VWO3 thema 1 verbranding en ademhaling
Stembanden
Strottenhoofd - Aan de voorkant van het strottenhoofd bevindt zich het schildkraakbeen. Dit is in je hals te voelen (de ‘adamsappel’).
- Achter het schildkraakbeen liggen de stembanden. Dat zijn twee vliezen die in trilling kunnen worden gebracht. Aan de bovenkant van het strottenhoofd bevindt zich het tongbeen. Hieraan zijn onder andere spieren bevestigd die de tong bewegen.

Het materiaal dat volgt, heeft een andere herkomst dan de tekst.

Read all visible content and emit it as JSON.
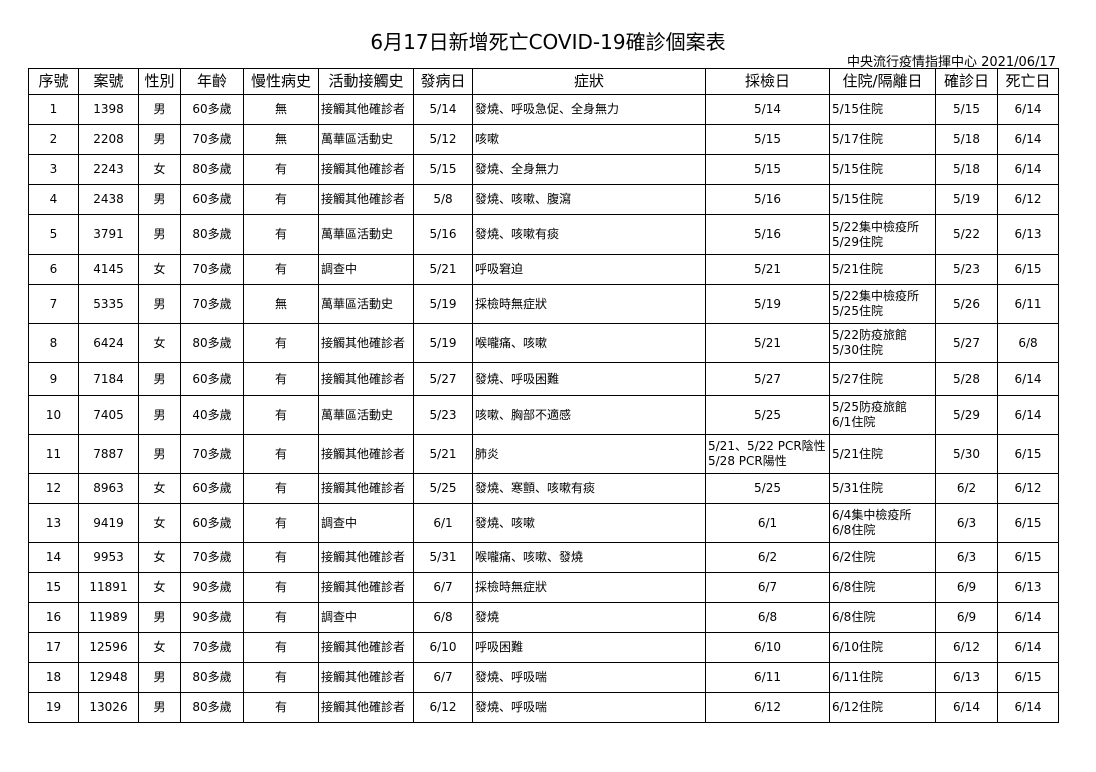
{
  "title": "6月17日新增死亡COVID-19確診個案表",
  "subtitle": "中央流行疫情指揮中心 2021/06/17",
  "headers": [
    "序號",
    "案號",
    "性別",
    "年齡",
    "慢性病史",
    "活動接觸史",
    "發病日",
    "症狀",
    "採檢日",
    "住院/隔離日",
    "確診日",
    "死亡日"
  ],
  "rows": [
    [
      "1",
      "1398",
      "男",
      "60多歲",
      "無",
      "接觸其他確診者",
      "5/14",
      "發燒、呼吸急促、全身無力",
      "5/14",
      "5/15住院",
      "5/15",
      "6/14"
    ],
    [
      "2",
      "2208",
      "男",
      "70多歲",
      "無",
      "萬華區活動史",
      "5/12",
      "咳嗽",
      "5/15",
      "5/17住院",
      "5/18",
      "6/14"
    ],
    [
      "3",
      "2243",
      "女",
      "80多歲",
      "有",
      "接觸其他確診者",
      "5/15",
      "發燒、全身無力",
      "5/15",
      "5/15住院",
      "5/18",
      "6/14"
    ],
    [
      "4",
      "2438",
      "男",
      "60多歲",
      "有",
      "接觸其他確診者",
      "5/8",
      "發燒、咳嗽、腹瀉",
      "5/16",
      "5/15住院",
      "5/19",
      "6/12"
    ],
    [
      "5",
      "3791",
      "男",
      "80多歲",
      "有",
      "萬華區活動史",
      "5/16",
      "發燒、咳嗽有痰",
      "5/16",
      "5/22集中檢疫所\n5/29住院",
      "5/22",
      "6/13"
    ],
    [
      "6",
      "4145",
      "女",
      "70多歲",
      "有",
      "調查中",
      "5/21",
      "呼吸窘迫",
      "5/21",
      "5/21住院",
      "5/23",
      "6/15"
    ],
    [
      "7",
      "5335",
      "男",
      "70多歲",
      "無",
      "萬華區活動史",
      "5/19",
      "採檢時無症狀",
      "5/19",
      "5/22集中檢疫所\n5/25住院",
      "5/26",
      "6/11"
    ],
    [
      "8",
      "6424",
      "女",
      "80多歲",
      "有",
      "接觸其他確診者",
      "5/19",
      "喉嚨痛、咳嗽",
      "5/21",
      "5/22防疫旅館\n5/30住院",
      "5/27",
      "6/8"
    ],
    [
      "9",
      "7184",
      "男",
      "60多歲",
      "有",
      "接觸其他確診者",
      "5/27",
      "發燒、呼吸困難",
      "5/27",
      "5/27住院",
      "5/28",
      "6/14"
    ],
    [
      "10",
      "7405",
      "男",
      "40多歲",
      "有",
      "萬華區活動史",
      "5/23",
      "咳嗽、胸部不適感",
      "5/25",
      "5/25防疫旅館\n6/1住院",
      "5/29",
      "6/14"
    ],
    [
      "11",
      "7887",
      "男",
      "70多歲",
      "有",
      "接觸其他確診者",
      "5/21",
      "肺炎",
      "5/21、5/22 PCR陰性\n5/28 PCR陽性",
      "5/21住院",
      "5/30",
      "6/15"
    ],
    [
      "12",
      "8963",
      "女",
      "60多歲",
      "有",
      "接觸其他確診者",
      "5/25",
      "發燒、寒顫、咳嗽有痰",
      "5/25",
      "5/31住院",
      "6/2",
      "6/12"
    ],
    [
      "13",
      "9419",
      "女",
      "60多歲",
      "有",
      "調查中",
      "6/1",
      "發燒、咳嗽",
      "6/1",
      "6/4集中檢疫所\n6/8住院",
      "6/3",
      "6/15"
    ],
    [
      "14",
      "9953",
      "女",
      "70多歲",
      "有",
      "接觸其他確診者",
      "5/31",
      "喉嚨痛、咳嗽、發燒",
      "6/2",
      "6/2住院",
      "6/3",
      "6/15"
    ],
    [
      "15",
      "11891",
      "女",
      "90多歲",
      "有",
      "接觸其他確診者",
      "6/7",
      "採檢時無症狀",
      "6/7",
      "6/8住院",
      "6/9",
      "6/13"
    ],
    [
      "16",
      "11989",
      "男",
      "90多歲",
      "有",
      "調查中",
      "6/8",
      "發燒",
      "6/8",
      "6/8住院",
      "6/9",
      "6/14"
    ],
    [
      "17",
      "12596",
      "女",
      "70多歲",
      "有",
      "接觸其他確診者",
      "6/10",
      "呼吸困難",
      "6/10",
      "6/10住院",
      "6/12",
      "6/14"
    ],
    [
      "18",
      "12948",
      "男",
      "80多歲",
      "有",
      "接觸其他確診者",
      "6/7",
      "發燒、呼吸喘",
      "6/11",
      "6/11住院",
      "6/13",
      "6/15"
    ],
    [
      "19",
      "13026",
      "男",
      "80多歲",
      "有",
      "接觸其他確診者",
      "6/12",
      "發燒、呼吸喘",
      "6/12",
      "6/12住院",
      "6/14",
      "6/14"
    ]
  ]
}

Stembanden - In het strottenhoofd bevinden zich twee kleine bekerkraakbeentjes.
- Tussen de bekerkraakbeentjes en het schildkraakbeen liggen de stembanden.
- De bekerkraakbeentjes maken het mogelijk dat de stembanden naar elkaar toe of van elkaar weg bewegen. De stemspleet wordt hierdoor nauwer of wijder.
- Als je geluid wilt maken, breng je de stembanden dichter bij elkaar.
- De lucht die er bij het ademen langs stroomt, brengt de stembanden in trilling. Er ontstaat geluid.
- Als de stembanden strakgespannen staan, trillen ze sneller en is het geluid hoger.
- Om van dit geluid herkenbare klanken te maken, zijn de stand van de tong, tanden en lippen en de vorm van de mondholte belangrijk.